5 reasons why the Nutcracker will never go away…

  1. Curse you Tchaikovsky! The score of Nutcracker is close to flawless in terms of musical genius. All of the music is relatable, catchy, and keeps the audience entertained. 
  2. It is magical, and is every little girl’s dream. Because it is the first ballet we ever see, it becomes engrained in us. It sparks the hope of millions of little girls to become ballet dancers.
  3. It is short and sweet. The shortest of the classical ballets, where the story is compressed into the first act and the second act is purely about the dancing. It is probably the only ballet your dad can sit through. Most little girls can’t sit through all of Swan Lake, or even get through act I without having to use the bathroom, get bored, or fall asleep.
  4. The test of a dancer. Dancers I think are tested a lot in the Nutcracker. Because you have so many performances, there are a lot more casting opportunities. If in a run of a regular program there may be only two or three casts. During Nutcracker, there are at least five casts, if not more.
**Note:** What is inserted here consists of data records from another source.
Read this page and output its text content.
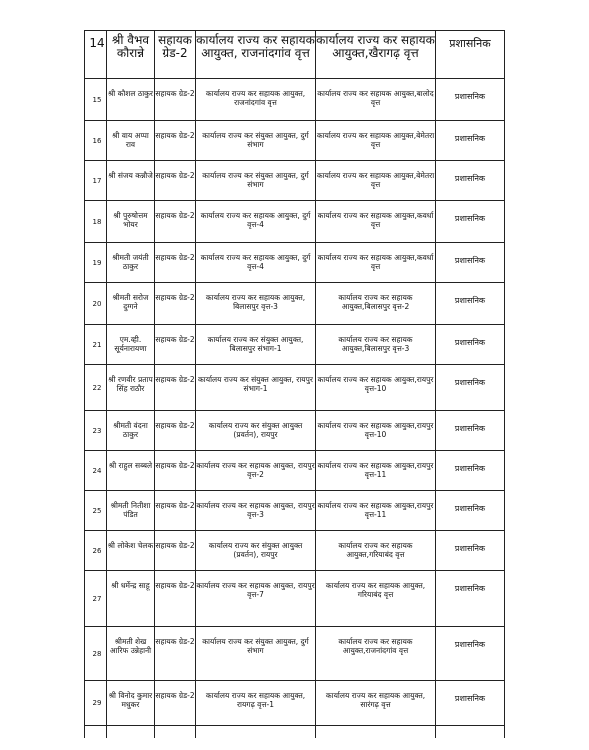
14	श्री वैभव कौरान्ने	सहायक ग्रेड-2	कार्यालय राज्य कर सहायक आयुक्त, राजनांदगांव वृत्त	कार्यालय राज्य कर सहायक आयुक्त,खैरागढ़ वृत्त	प्रशासनिक
15	श्री कौशल ठाकुर	सहायक ग्रेड-2	कार्यालय राज्य कर सहायक आयुक्त, राजनांदगांव वृत्त	कार्यालय राज्य कर सहायक आयुक्त,बालोद वृत्त	प्रशासनिक
16	श्री वाय अप्पा राव	सहायक ग्रेड-2	कार्यालय राज्य कर संयुक्त आयुक्त, दुर्ग संभाग	कार्यालय राज्य कर सहायक आयुक्त,बेमेतरा वृत्त	प्रशासनिक
17	श्री संजय कन्नौजे	सहायक ग्रेड-2	कार्यालय राज्य कर संयुक्त आयुक्त, दुर्ग संभाग	कार्यालय राज्य कर सहायक आयुक्त,बेमेतरा वृत्त	प्रशासनिक
18	श्री पुरुषोत्तम भोयर	सहायक ग्रेड-2	कार्यालय राज्य कर सहायक आयुक्त, दुर्ग वृत्त-4	कार्यालय राज्य कर सहायक आयुक्त,कवर्धा वृत्त	प्रशासनिक
19	श्रीमती जयंती ठाकुर	सहायक ग्रेड-2	कार्यालय राज्य कर सहायक आयुक्त, दुर्ग वृत्त-4	कार्यालय राज्य कर सहायक आयुक्त,कवर्धा वृत्त	प्रशासनिक
20	श्रीमती सरोज दुग्गने	सहायक ग्रेड-2	कार्यालय राज्य कर सहायक आयुक्त, बिलासपुर वृत्त-3	कार्यालय राज्य कर सहायक आयुक्त,बिलासपुर वृत्त-2	प्रशासनिक
21	एम.व्ही. सूर्यनारायणा	सहायक ग्रेड-2	कार्यालय राज्य कर संयुक्त आयुक्त, बिलासपुर संभाग-1	कार्यालय राज्य कर सहायक आयुक्त,बिलासपुर वृत्त-3	प्रशासनिक
22	श्री रणवीर प्रताप सिंह राठौर	सहायक ग्रेड-2	कार्यालय राज्य कर संयुक्त आयुक्त, रायपुर संभाग-1	कार्यालय राज्य कर सहायक आयुक्त,रायपुर वृत्त-10	प्रशासनिक
23	श्रीमती वंदना ठाकुर	सहायक ग्रेड-2	कार्यालय राज्य कर संयुक्त आयुक्त (प्रवर्तन), रायपुर	कार्यालय राज्य कर सहायक आयुक्त,रायपुर वृत्त-10	प्रशासनिक
24	श्री राहुल सब्बले	सहायक ग्रेड-2	कार्यालय राज्य कर सहायक आयुक्त, रायपुर वृत्त-2	कार्यालय राज्य कर सहायक आयुक्त,रायपुर वृत्त-11	प्रशासनिक
25	श्रीमती नितीशा पंडित	सहायक ग्रेड-2	कार्यालय राज्य कर सहायक आयुक्त, रायपुर वृत्त-3	कार्यालय राज्य कर सहायक आयुक्त,रायपुर वृत्त-11	प्रशासनिक
26	श्री लोकेश चेलक	सहायक ग्रेड-2	कार्यालय राज्य कर संयुक्त आयुक्त (प्रवर्तन), रायपुर	कार्यालय राज्य कर सहायक आयुक्त,गरियाबंद वृत्त	प्रशासनिक
27	श्री धर्मेन्द्र साहू	सहायक ग्रेड-2	कार्यालय राज्य कर सहायक आयुक्त, रायपुर वृत्त-7	कार्यालय राज्य कर सहायक आयुक्त, गरियाबंद वृत्त	प्रशासनिक
28	श्रीमती शेख आरिफ उन्नेहानी	सहायक ग्रेड-2	कार्यालय राज्य कर संयुक्त आयुक्त, दुर्ग संभाग	कार्यालय राज्य कर सहायक आयुक्त,राजनांदगांव वृत्त	प्रशासनिक
29	श्री विनोद कुमार मधुकर	सहायक ग्रेड-2	कार्यालय राज्य कर सहायक आयुक्त, रायगढ़ वृत्त-1	कार्यालय राज्य कर सहायक आयुक्त, सारंगढ़ वृत्त	प्रशासनिक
This gives the Artistic Director a chance to play around with their dancers. For an artistic director who wants to see something more dark and mysterious from a dancer, he will cast her in Arabian/Coffee. If they want to test a dancer’s stamina they put her Dew Drop. And if they want to see maturity, and ability they cast in her Sugar Plum. 
  5. It makes money! If it wasn’t for the Nutcracker, dancers wouldn’t have jobs for an entire season. So, we suck it up so we can dance all year round.